导入库

In [22]:
import os
import imp
import numpy as np
import json

from dataset import EEGAudioDataset
from model.CLUB import CLUBSample_group
from model.CPC import Cross_CPC
from model.VQVAE import VQVAEEncoder,VQVAEDecoder,SemanticDecoder
from dataset import EEGAudioDataset
from torch_dct import dct

公共变量

In [23]:
words_path = r'./feat/words'
pt = 'sub-06'
test_word = 95
config_path = r'./config'
model_name = 'cmg_noclip'

读取数据

In [24]:
folder_path = os.path.join(words_path,f'{pt}')
filename = os.listdir(folder_path)[test_word]
word_info = np.load(os.path.join(folder_path,filename),allow_pickle=True)
word=word_info.item()['label']
eeg=word_info.item()['eeg']
audio=word_info.item()['audio']

print(word,eeg.shape,audio.shape)

helft (829, 127) (12960,)


数据预处理

In [25]:
with open(os.path.join(config_path,f'{model_name}.json'),'r') as f:
    cfg = json.load(f)
    model_cfg = cfg['model_config']
    data_cfg = cfg['data_config']

# load config 
seg_size = model_cfg['seg_size']
pred_size = model_cfg['pred_size']
# batch_size = model_cfg['batch_size']
# end_epoch = model_cfg['epochs'] if argu.epoch is None else argu.epoch
lr = model_cfg['lr']
b1 = model_cfg['b1']
b2 = model_cfg['b2']
clip_grad = model_cfg['clip_grad']
hidden_dim = model_cfg['hidden_dim']
d_model = model_cfg['d_model']
nhead = model_cfg['nhead']
n_layer = model_cfg['n_layer']
n_embedding = model_cfg['n_embedding']
mi_iter = model_cfg['mi_iter']

data_path = data_cfg['data_path']
win_len = data_cfg['win_len']
frame_shift = data_cfg['frame_shift']
eeg_sr = data_cfg['eeg_sr']
audio_sr = data_cfg['audio_sr']
pad_mode = data_cfg['pad_mode']

提取高频eeg信号和音频信号的梅尔频谱

In [26]:
eeg = EEGAudioDataset.extractHG(eeg,eeg_sr,windowLength=win_len,frameshift=frame_shift)
melspec = EEGAudioDataset.extractMelSpecs(audio,audio_sr,windowLength=win_len,frameshift=frame_shift)
# print(eeg.shape,melspec.shape)
if melspec.shape[0]!=eeg.shape[0]:
    minlen = min(melspec.shape[0],eeg.shape[0])
    melspec = melspec[:minlen,:]
    eeg = eeg[:minlen,:]
print(eeg.shape,melspec.shape)

(162, 127) (162, 40)


预处理

In [27]:
eeg_mean = np.mean(eeg)
eeg_std = np.std(eeg)
eeg = (eeg-eeg_mean)/eeg_std
eeg_list = []
mel_list = []
hop_size = 1
pad_width = ((int(np.floor((seg_size-hop_size)/2.0)),int(np.ceil((seg_size-hop_size)/2.0))),(0,0))
pad_eeg = np.pad(eeg,pad_width,mode=pad_mode)
pad_mel = np.pad(melspec,pad_width,mode=pad_mode)
num_win = int(len(eeg)/float(hop_size))
for i in range(num_win):
    start = i*hop_size
    end = start + seg_size
    eeg_list.append(pad_eeg[start:end,:])
    mel_list.append(pad_mel[start:end,:])
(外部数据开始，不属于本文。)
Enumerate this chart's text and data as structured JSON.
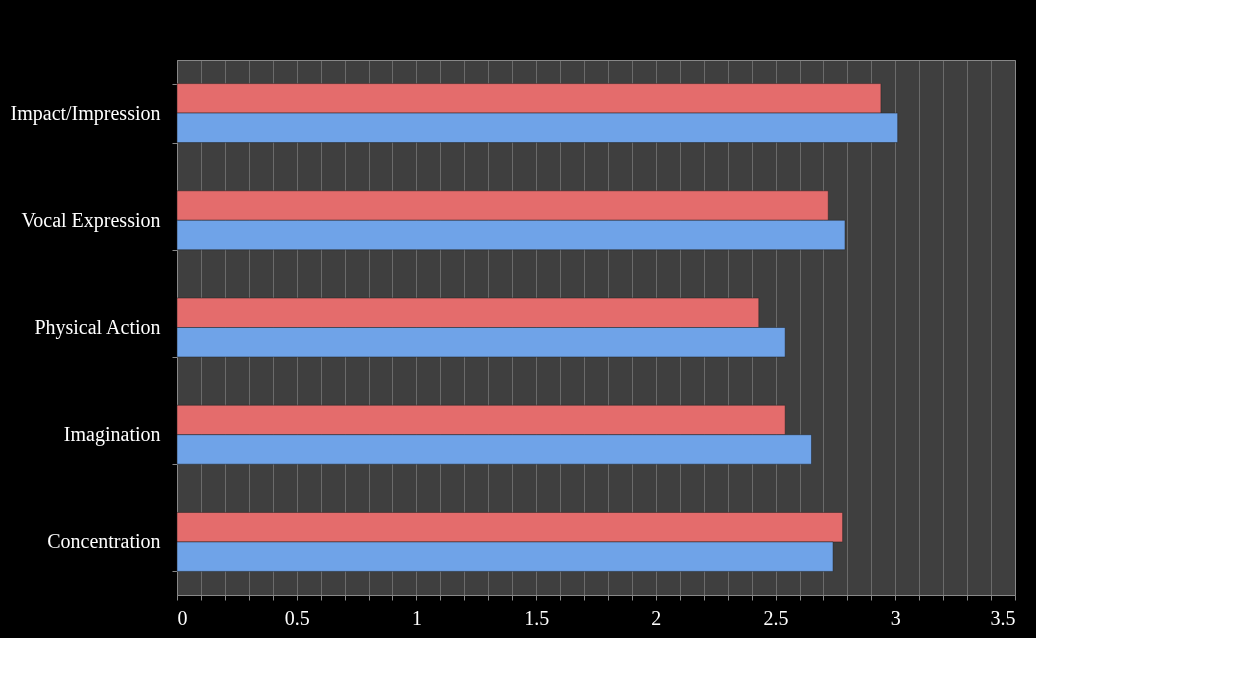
{
  "chart_data": {
    "type": "bar",
    "orientation": "horizontal",
    "categories": [
      "Impact/Impression",
      "Vocal Expression",
      "Physical Action",
      "Imagination",
      "Concentration"
    ],
    "series": [
      {
        "color": "#e46c6c",
        "values": [
          2.94,
          2.72,
          2.43,
          2.54,
          2.78
        ]
      },
      {
        "color": "#6fa3e8",
        "values": [
          3.01,
          2.79,
          2.54,
          2.65,
          2.74
        ]
      }
    ],
    "xlim": [
      0,
      3.5
    ],
    "xticks": [
      0,
      {
        "value": 0.1,
        "label": null
      },
      {
        "value": 0.2,
        "label": null
      },
      {
        "value": 0.3,
        "label": null
      },
      {
        "value": 0.4,
        "label": null
      },
      0.5,
      {
        "value": 0.6,
        "label": null
      },
      {
        "value": 0.7,
        "label": null
      },
      {
        "value": 0.8,
        "label": null
      },
      {
        "value": 0.9,
        "label": null
      },
      1,
      {
        "value": 1.1,
        "label": null
      },
      {
        "value": 1.2,
        "label": null
      },
      {
        "value": 1.3,
        "label": null
      },
      {
        "value": 1.4,
        "label": null
      },
      1.5,
      {
        "value": 1.6,
        "label": null
      },
      {
        "value": 1.7,
        "label": null
      },
      {
        "value": 1.8,
        "label": null
      },
      {
        "value": 1.9,
        "label": null
      },
      2,
      {
        "value": 2.1,
        "label": null
      },
      {
        "value": 2.2,
        "label": null
      },
      {
        "value": 2.3,
        "label": null
      },
      {
        "value": 2.4,
        "label": null
      },
      2.5,
      {
        "value": 2.6,
        "label": null
      },
      {
        "value": 2.7,
        "label": null
      },
      {
        "value": 2.8,
        "label": null
      },
      {
        "value": 2.9,
        "label": null
      },
      3,
      {
        "value": 3.1,
        "label": null
      },
      {
        "value": 3.2,
        "label": null
      },
      {
        "value": 3.3,
        "label": null
      },
      {
        "value": 3.4,
        "label": null
      },
      3.5
    ],
    "grid": "x"
  }
}
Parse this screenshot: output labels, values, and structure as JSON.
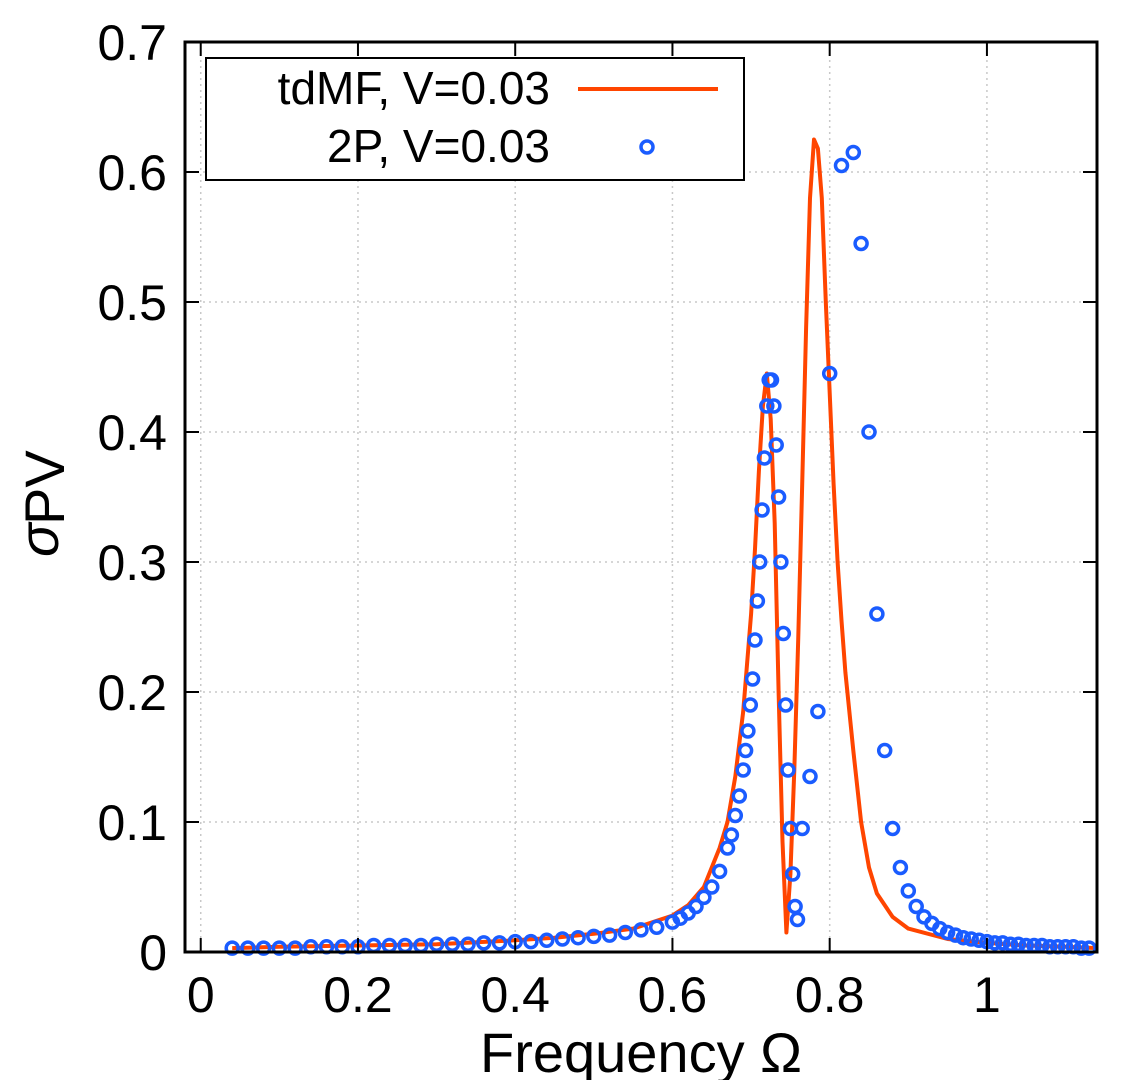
{
  "chart_data": {
    "type": "line",
    "xlabel": "Frequency Ω",
    "ylabel_symbol": "σ",
    "ylabel_subscript": "PV",
    "xlim": [
      -0.02,
      1.14
    ],
    "ylim": [
      0,
      0.7
    ],
    "grid": true,
    "legend_position": "top-left",
    "x_ticks": [
      0,
      0.2,
      0.4,
      0.6,
      0.8,
      1.0
    ],
    "x_tick_labels": [
      "0",
      "0.2",
      "0.4",
      "0.6",
      "0.8",
      "1"
    ],
    "y_ticks": [
      0,
      0.1,
      0.2,
      0.3,
      0.4,
      0.5,
      0.6,
      0.7
    ],
    "y_tick_labels": [
      "0",
      "0.1",
      "0.2",
      "0.3",
      "0.4",
      "0.5",
      "0.6",
      "0.7"
    ],
    "colors": {
      "line": "#ff4500",
      "points": "#1a5cff",
      "grid": "#c8c8c8",
      "axis": "#000000"
    },
    "series": [
      {
        "name": "tdMF, V=0.03",
        "style": "line",
        "x": [
          0.04,
          0.1,
          0.2,
          0.3,
          0.4,
          0.45,
          0.5,
          0.55,
          0.6,
          0.62,
          0.64,
          0.66,
          0.67,
          0.68,
          0.69,
          0.7,
          0.705,
          0.71,
          0.715,
          0.72,
          0.725,
          0.73,
          0.735,
          0.74,
          0.745,
          0.75,
          0.755,
          0.76,
          0.765,
          0.77,
          0.775,
          0.78,
          0.785,
          0.79,
          0.795,
          0.8,
          0.805,
          0.81,
          0.815,
          0.82,
          0.83,
          0.84,
          0.85,
          0.86,
          0.88,
          0.9,
          0.95,
          1.0,
          1.05,
          1.1,
          1.14
        ],
        "y": [
          0.003,
          0.004,
          0.005,
          0.006,
          0.009,
          0.011,
          0.014,
          0.018,
          0.028,
          0.036,
          0.05,
          0.08,
          0.1,
          0.135,
          0.185,
          0.26,
          0.31,
          0.37,
          0.42,
          0.445,
          0.41,
          0.33,
          0.2,
          0.085,
          0.015,
          0.06,
          0.14,
          0.24,
          0.36,
          0.48,
          0.58,
          0.625,
          0.618,
          0.58,
          0.5,
          0.43,
          0.36,
          0.3,
          0.255,
          0.215,
          0.155,
          0.1,
          0.065,
          0.045,
          0.027,
          0.018,
          0.01,
          0.007,
          0.005,
          0.004,
          0.003
        ]
      },
      {
        "name": "2P, V=0.03",
        "style": "points",
        "x": [
          0.04,
          0.06,
          0.08,
          0.1,
          0.12,
          0.14,
          0.16,
          0.18,
          0.2,
          0.22,
          0.24,
          0.26,
          0.28,
          0.3,
          0.32,
          0.34,
          0.36,
          0.38,
          0.4,
          0.42,
          0.44,
          0.46,
          0.48,
          0.5,
          0.52,
          0.54,
          0.56,
          0.58,
          0.6,
          0.61,
          0.62,
          0.63,
          0.64,
          0.65,
          0.66,
          0.67,
          0.675,
          0.68,
          0.685,
          0.69,
          0.693,
          0.696,
          0.699,
          0.702,
          0.705,
          0.708,
          0.711,
          0.714,
          0.717,
          0.72,
          0.723,
          0.726,
          0.729,
          0.732,
          0.735,
          0.738,
          0.741,
          0.744,
          0.747,
          0.75,
          0.753,
          0.756,
          0.759,
          0.765,
          0.775,
          0.785,
          0.8,
          0.815,
          0.83,
          0.84,
          0.85,
          0.86,
          0.87,
          0.88,
          0.89,
          0.9,
          0.91,
          0.92,
          0.93,
          0.94,
          0.95,
          0.96,
          0.97,
          0.98,
          0.99,
          1.0,
          1.01,
          1.02,
          1.03,
          1.04,
          1.05,
          1.06,
          1.07,
          1.08,
          1.09,
          1.1,
          1.11,
          1.12,
          1.13
        ],
        "y": [
          0.003,
          0.003,
          0.003,
          0.003,
          0.003,
          0.004,
          0.004,
          0.004,
          0.004,
          0.005,
          0.005,
          0.005,
          0.005,
          0.006,
          0.006,
          0.006,
          0.007,
          0.007,
          0.008,
          0.008,
          0.009,
          0.01,
          0.011,
          0.012,
          0.013,
          0.015,
          0.017,
          0.019,
          0.023,
          0.026,
          0.03,
          0.035,
          0.042,
          0.05,
          0.062,
          0.08,
          0.09,
          0.105,
          0.12,
          0.14,
          0.155,
          0.17,
          0.19,
          0.21,
          0.24,
          0.27,
          0.3,
          0.34,
          0.38,
          0.42,
          0.44,
          0.44,
          0.42,
          0.39,
          0.35,
          0.3,
          0.245,
          0.19,
          0.14,
          0.095,
          0.06,
          0.035,
          0.025,
          0.095,
          0.135,
          0.185,
          0.445,
          0.605,
          0.615,
          0.545,
          0.4,
          0.26,
          0.155,
          0.095,
          0.065,
          0.047,
          0.035,
          0.027,
          0.022,
          0.018,
          0.015,
          0.013,
          0.011,
          0.01,
          0.009,
          0.008,
          0.007,
          0.007,
          0.006,
          0.006,
          0.005,
          0.005,
          0.005,
          0.004,
          0.004,
          0.004,
          0.004,
          0.003,
          0.003
        ]
      }
    ]
  }
}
eeg_data = np.stack(eeg_list,axis=0)
mel_data = np.stack(mel_list,axis=0)
print(eeg_data.shape,mel_data.shape)

(162, 16, 127) (162, 16, 40)


加载模型

In [160]:
import numpy as np
import torch
import torch.nn.functional as F
from torch import nn

from itertools import chain

In [161]:
input_dim = eeg_data.shape[-1]
output_dim = mel_data.shape[-1]

device = torch.device("cuda" if torch.cuda.is_available() else "cpu")
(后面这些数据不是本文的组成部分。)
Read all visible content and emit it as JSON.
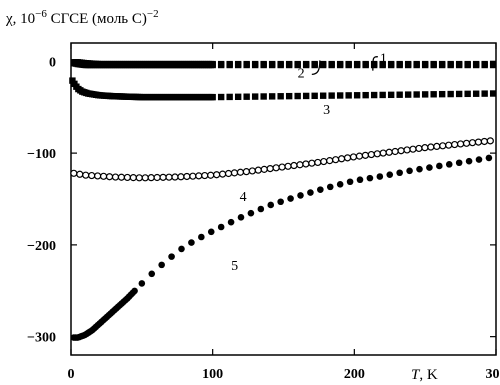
{
  "chart_data": {
    "type": "scatter",
    "title": "",
    "ylabel": {
      "symbol": "χ",
      "text": ", 10",
      "exponent": "−6",
      "units": " СГСЕ (моль С)",
      "units_exponent": "−2"
    },
    "xlabel": {
      "symbol": "T",
      "units": ", K"
    },
    "xlim": [
      0,
      300
    ],
    "ylim": [
      -320,
      20
    ],
    "x_ticks": [
      0,
      100,
      200,
      300
    ],
    "y_ticks": [
      0,
      -100,
      -200,
      -300
    ],
    "grid": false,
    "series": [
      {
        "name": "1",
        "marker": "square",
        "color": "#000000",
        "points": [
          [
            2,
            -1
          ],
          [
            5,
            -1
          ],
          [
            10,
            -2
          ],
          [
            20,
            -3
          ],
          [
            30,
            -3
          ],
          [
            40,
            -3
          ],
          [
            60,
            -3
          ],
          [
            80,
            -3
          ],
          [
            100,
            -3
          ],
          [
            150,
            -3
          ],
          [
            200,
            -3
          ],
          [
            250,
            -3
          ],
          [
            300,
            -3
          ]
        ]
      },
      {
        "name": "2",
        "marker": "square",
        "color": "#000000",
        "points": [
          [
            2,
            -2
          ],
          [
            5,
            -3
          ],
          [
            10,
            -4
          ],
          [
            20,
            -4
          ],
          [
            40,
            -4
          ],
          [
            60,
            -4
          ],
          [
            80,
            -4
          ],
          [
            100,
            -4
          ],
          [
            150,
            -4
          ],
          [
            200,
            -4
          ],
          [
            250,
            -4
          ],
          [
            300,
            -4
          ]
        ]
      },
      {
        "name": "3",
        "marker": "square",
        "color": "#000000",
        "points": [
          [
            1,
            -21
          ],
          [
            3,
            -26
          ],
          [
            5,
            -30
          ],
          [
            8,
            -33
          ],
          [
            12,
            -35
          ],
          [
            20,
            -37
          ],
          [
            30,
            -38
          ],
          [
            50,
            -39
          ],
          [
            70,
            -39
          ],
          [
            100,
            -39
          ],
          [
            150,
            -38
          ],
          [
            200,
            -37
          ],
          [
            250,
            -36
          ],
          [
            300,
            -35
          ]
        ]
      },
      {
        "name": "4",
        "marker": "open-circle",
        "color": "#000000",
        "points": [
          [
            2,
            -122
          ],
          [
            10,
            -124
          ],
          [
            30,
            -126
          ],
          [
            50,
            -127
          ],
          [
            75,
            -126
          ],
          [
            100,
            -124
          ],
          [
            125,
            -120
          ],
          [
            150,
            -115
          ],
          [
            175,
            -110
          ],
          [
            200,
            -104
          ],
          [
            225,
            -99
          ],
          [
            250,
            -94
          ],
          [
            275,
            -90
          ],
          [
            300,
            -86
          ]
        ]
      },
      {
        "name": "5",
        "marker": "filled-circle",
        "color": "#000000",
        "points": [
          [
            2,
            -301
          ],
          [
            5,
            -301
          ],
          [
            10,
            -298
          ],
          [
            15,
            -293
          ],
          [
            20,
            -286
          ],
          [
            25,
            -279
          ],
          [
            30,
            -272
          ],
          [
            40,
            -258
          ],
          [
            50,
            -242
          ],
          [
            60,
            -227
          ],
          [
            70,
            -214
          ],
          [
            80,
            -202
          ],
          [
            90,
            -193
          ],
          [
            100,
            -185
          ],
          [
            120,
            -170
          ],
          [
            140,
            -157
          ],
          [
            160,
            -147
          ],
          [
            180,
            -138
          ],
          [
            200,
            -130
          ],
          [
            220,
            -125
          ],
          [
            240,
            -119
          ],
          [
            260,
            -114
          ],
          [
            280,
            -109
          ],
          [
            300,
            -104
          ]
        ]
      }
    ],
    "annotations": [
      {
        "label": "1",
        "x": 218,
        "y": 4
      },
      {
        "label": "2",
        "x": 160,
        "y": -12
      },
      {
        "label": "3",
        "x": 178,
        "y": -52
      },
      {
        "label": "4",
        "x": 119,
        "y": -147
      },
      {
        "label": "5",
        "x": 113,
        "y": -222
      }
    ]
  }
}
vqvae_encoder = VQVAEEncoder(mel_dim=output_dim,eeg_dim=input_dim,mel_output_dim=d_model,eeg_output_dim=d_model,n_embedding=n_embedding,embedding_dim=d_model).to(device)
cpc = Cross_CPC(embedding_dim=d_model,hidden_dim=hidden_dim,context_dim=hidden_dim,num_layers=n_layer,predict_step=pred_size).to(device)
mel_mi_net = CLUBSample_group(x_dim=d_model,y_dim=d_model,hidden_size=hidden_dim).to(device)
eeg_mi_net = CLUBSample_group(x_dim=d_model,y_dim=d_model,hidden_size=hidden_dim).to(device)
vqvae_decoder = VQVAEDecoder(mel_dim=output_dim,eeg_dim=input_dim,mel_output_dim=d_model,eeg_output_dim=d_model,embedding_dim=d_model).to(device)
mel_vq_decoder = SemanticDecoder(input_dim=d_model,output_dim=output_dim).to(device)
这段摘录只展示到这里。